Kids who have the condition can have a hard time sitting still and following instructions – which happens a lot in day-to-day school life – and it’s in these situations where being able to stay in one place and focus on a video game might be most beneficial.

“For children living with ADHD, improving their ability to focus and resist distraction is critical to their daily functioning and performance in school,” says child neurologist Elysa Marco, from Cortica Healthcare. “Unlike traditional ADHD medications, EndeavorRx is designed to specifically target inattention.”

FDA approval was granted after five studies on the game, covering more than 600 children in total. The most significant, involving 348 participants, showed that 36 percent of kids showed improvement in at least one objective measure of attention after playing EndeavorRx for five days a week for four weeks.

That’s noticeably higher than the 21 percent of kids in the control group who showed similar improvements – these young people were playing a word game that wasn’t specifically designed to target ADHD. No serious side effects were recorded, though some children did report experiencing some level of frustration, headaches, dizziness, emotional reaction, and aggression.

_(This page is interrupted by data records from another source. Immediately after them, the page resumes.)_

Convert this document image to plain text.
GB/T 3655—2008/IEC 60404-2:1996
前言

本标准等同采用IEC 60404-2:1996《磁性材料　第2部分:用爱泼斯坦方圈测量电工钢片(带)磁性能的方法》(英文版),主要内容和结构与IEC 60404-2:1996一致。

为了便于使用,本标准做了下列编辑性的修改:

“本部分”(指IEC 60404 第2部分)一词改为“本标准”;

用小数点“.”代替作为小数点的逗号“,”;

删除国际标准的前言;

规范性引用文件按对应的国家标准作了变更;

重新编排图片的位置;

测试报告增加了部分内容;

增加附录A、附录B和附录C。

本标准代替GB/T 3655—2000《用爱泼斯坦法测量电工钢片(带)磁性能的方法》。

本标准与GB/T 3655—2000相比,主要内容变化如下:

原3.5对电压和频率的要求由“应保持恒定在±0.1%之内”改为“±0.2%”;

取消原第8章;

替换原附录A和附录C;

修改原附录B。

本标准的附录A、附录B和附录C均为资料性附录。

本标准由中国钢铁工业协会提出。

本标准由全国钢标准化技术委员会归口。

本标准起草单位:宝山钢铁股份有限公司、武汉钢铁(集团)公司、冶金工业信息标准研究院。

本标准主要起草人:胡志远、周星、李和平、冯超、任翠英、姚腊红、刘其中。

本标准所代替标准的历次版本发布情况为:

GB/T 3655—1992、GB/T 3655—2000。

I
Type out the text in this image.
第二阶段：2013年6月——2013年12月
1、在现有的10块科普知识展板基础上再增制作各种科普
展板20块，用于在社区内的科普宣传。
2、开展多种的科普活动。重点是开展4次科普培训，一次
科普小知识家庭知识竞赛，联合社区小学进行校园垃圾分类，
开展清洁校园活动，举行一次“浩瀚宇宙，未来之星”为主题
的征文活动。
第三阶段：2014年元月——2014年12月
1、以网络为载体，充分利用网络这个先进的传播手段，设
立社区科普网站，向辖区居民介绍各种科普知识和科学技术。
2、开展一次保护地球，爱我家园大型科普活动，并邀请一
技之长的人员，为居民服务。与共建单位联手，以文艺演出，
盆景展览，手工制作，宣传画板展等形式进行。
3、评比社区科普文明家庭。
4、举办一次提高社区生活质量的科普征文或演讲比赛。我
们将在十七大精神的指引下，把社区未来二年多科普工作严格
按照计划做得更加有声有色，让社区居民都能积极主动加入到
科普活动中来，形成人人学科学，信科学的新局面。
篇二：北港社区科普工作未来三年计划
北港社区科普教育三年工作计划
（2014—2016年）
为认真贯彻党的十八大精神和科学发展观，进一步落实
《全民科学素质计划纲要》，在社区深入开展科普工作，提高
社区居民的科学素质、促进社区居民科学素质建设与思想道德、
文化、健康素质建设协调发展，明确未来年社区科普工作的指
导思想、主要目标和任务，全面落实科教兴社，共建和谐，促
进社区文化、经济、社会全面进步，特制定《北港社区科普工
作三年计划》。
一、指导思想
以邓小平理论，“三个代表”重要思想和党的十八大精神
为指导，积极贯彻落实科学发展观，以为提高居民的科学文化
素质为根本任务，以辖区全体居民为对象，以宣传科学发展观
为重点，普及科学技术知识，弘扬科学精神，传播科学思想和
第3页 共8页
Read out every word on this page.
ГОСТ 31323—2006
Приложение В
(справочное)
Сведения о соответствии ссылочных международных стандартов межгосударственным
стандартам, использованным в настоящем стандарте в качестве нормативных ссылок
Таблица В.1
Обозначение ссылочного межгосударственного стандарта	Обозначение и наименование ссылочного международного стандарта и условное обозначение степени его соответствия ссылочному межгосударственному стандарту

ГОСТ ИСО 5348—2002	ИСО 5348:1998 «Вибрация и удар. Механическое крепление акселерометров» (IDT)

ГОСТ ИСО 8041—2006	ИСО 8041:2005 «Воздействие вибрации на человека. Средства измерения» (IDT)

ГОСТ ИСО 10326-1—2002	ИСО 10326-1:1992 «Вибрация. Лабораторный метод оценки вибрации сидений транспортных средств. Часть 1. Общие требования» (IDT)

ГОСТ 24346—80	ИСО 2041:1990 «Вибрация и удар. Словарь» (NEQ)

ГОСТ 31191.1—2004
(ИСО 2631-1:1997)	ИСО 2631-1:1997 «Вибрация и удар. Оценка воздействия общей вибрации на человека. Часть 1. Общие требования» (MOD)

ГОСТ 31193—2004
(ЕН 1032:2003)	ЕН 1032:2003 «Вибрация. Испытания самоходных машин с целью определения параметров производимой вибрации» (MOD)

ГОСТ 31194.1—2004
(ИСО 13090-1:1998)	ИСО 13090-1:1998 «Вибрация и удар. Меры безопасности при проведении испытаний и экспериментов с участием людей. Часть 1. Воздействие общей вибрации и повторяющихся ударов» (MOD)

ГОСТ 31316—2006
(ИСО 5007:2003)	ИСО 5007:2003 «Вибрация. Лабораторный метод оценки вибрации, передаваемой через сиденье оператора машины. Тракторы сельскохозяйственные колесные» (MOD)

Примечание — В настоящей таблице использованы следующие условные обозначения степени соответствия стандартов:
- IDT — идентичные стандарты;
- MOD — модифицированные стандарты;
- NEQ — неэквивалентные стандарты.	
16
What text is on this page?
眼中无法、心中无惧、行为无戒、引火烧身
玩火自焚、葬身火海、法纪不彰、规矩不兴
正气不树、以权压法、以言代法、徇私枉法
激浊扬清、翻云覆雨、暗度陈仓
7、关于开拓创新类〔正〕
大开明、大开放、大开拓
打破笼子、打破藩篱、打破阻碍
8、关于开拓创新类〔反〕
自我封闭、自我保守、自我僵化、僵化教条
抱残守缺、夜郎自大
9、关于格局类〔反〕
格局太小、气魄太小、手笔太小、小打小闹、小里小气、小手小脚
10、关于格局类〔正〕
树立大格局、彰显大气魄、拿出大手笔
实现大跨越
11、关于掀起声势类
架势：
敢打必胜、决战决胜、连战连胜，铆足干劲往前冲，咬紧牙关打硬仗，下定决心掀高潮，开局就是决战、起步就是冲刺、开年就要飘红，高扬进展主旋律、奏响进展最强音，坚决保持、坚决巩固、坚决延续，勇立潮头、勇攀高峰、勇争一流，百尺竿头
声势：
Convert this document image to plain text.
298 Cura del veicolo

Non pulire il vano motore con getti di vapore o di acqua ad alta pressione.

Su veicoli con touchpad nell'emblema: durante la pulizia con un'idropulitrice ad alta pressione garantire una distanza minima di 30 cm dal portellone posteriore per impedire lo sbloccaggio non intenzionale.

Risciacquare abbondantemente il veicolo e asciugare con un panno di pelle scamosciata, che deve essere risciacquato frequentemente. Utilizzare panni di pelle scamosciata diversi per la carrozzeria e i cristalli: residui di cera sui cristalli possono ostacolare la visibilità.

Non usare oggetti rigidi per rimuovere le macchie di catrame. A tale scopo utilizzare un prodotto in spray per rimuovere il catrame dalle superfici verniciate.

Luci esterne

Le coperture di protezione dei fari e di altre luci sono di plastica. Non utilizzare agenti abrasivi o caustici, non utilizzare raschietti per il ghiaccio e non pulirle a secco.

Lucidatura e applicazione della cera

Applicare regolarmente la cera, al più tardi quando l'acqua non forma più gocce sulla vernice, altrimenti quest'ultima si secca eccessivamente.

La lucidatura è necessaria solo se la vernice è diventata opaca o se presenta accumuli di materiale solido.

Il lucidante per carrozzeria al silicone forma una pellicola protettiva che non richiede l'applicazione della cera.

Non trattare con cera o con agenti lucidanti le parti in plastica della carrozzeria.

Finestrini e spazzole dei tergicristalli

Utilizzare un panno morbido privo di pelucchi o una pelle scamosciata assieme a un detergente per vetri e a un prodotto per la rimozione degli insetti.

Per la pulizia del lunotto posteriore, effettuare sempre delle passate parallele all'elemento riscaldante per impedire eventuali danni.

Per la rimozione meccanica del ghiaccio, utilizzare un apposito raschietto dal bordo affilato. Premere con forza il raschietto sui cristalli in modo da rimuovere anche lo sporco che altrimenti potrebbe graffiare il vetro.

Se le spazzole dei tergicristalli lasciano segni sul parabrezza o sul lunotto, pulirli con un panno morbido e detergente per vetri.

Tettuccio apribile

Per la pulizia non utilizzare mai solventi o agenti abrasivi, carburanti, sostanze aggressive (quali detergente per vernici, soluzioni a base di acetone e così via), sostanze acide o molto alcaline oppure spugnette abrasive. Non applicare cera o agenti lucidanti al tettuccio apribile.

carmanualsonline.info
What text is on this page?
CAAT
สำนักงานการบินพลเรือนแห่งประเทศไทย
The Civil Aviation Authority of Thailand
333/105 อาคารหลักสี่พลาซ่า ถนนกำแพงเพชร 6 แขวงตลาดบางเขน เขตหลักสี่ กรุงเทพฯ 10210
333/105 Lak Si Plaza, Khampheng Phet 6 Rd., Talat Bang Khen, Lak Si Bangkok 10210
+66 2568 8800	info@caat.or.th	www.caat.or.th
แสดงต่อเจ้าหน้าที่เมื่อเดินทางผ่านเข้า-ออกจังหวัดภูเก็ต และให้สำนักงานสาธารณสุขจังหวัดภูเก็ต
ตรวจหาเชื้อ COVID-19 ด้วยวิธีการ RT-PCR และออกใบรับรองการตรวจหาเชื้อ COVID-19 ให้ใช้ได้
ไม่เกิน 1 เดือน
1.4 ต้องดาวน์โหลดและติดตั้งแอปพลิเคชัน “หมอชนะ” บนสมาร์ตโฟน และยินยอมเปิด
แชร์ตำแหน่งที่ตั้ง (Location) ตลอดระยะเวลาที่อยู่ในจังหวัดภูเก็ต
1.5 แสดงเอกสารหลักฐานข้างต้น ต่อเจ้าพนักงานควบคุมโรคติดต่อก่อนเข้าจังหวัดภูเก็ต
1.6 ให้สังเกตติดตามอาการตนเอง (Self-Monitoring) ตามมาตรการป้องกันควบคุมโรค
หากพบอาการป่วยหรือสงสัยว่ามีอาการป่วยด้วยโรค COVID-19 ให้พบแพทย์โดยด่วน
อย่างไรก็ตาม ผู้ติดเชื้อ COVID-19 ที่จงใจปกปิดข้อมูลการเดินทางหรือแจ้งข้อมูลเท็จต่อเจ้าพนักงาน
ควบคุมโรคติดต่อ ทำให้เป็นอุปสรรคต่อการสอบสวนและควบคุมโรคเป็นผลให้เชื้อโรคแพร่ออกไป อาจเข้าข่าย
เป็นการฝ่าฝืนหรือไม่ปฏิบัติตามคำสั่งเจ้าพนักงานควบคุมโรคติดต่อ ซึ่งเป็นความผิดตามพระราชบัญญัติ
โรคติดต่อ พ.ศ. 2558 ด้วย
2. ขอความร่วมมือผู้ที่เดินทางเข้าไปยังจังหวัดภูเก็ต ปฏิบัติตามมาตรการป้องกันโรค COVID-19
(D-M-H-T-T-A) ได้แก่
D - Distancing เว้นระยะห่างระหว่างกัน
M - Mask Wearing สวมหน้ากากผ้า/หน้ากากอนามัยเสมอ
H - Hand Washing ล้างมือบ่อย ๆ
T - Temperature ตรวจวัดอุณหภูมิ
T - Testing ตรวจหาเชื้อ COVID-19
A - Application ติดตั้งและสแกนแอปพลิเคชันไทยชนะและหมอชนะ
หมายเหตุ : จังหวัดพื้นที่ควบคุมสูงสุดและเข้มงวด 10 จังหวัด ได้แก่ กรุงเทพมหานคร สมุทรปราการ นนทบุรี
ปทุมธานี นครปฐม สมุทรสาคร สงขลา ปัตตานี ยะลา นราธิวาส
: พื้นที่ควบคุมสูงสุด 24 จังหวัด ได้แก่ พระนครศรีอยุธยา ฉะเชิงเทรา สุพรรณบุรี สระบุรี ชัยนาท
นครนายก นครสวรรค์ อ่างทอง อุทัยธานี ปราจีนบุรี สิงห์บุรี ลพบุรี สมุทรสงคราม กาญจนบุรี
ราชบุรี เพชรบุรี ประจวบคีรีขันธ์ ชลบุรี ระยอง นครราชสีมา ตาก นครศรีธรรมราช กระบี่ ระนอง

There are caveats to bear in mind: the study was run by researchers and professionals with a financial stake in the video game, and was only tested for a month on kids not taking medication for ADHD. The study itself notes that the findings are not yet sufficient to suggest EndeavorRx should fully replace established ADHD treatments.

Nevertheless, it could well be a useful tool for doctors to use alongside the treatments that we already have – and FDA approval is usually not given lightly. Let’s hope science can discover even more ways that specially crafted video games can be good for our health.

“With EndeavorRx, we’re using technology to help treat a condition in an entirely new way as we directly target neurological function through medicine that feels like entertainment,” says pharmacologist Eddie Martucci, the CEO of EndeavorX developer Akili.

One of the studies behind the game is published in The Lancet Digital Health.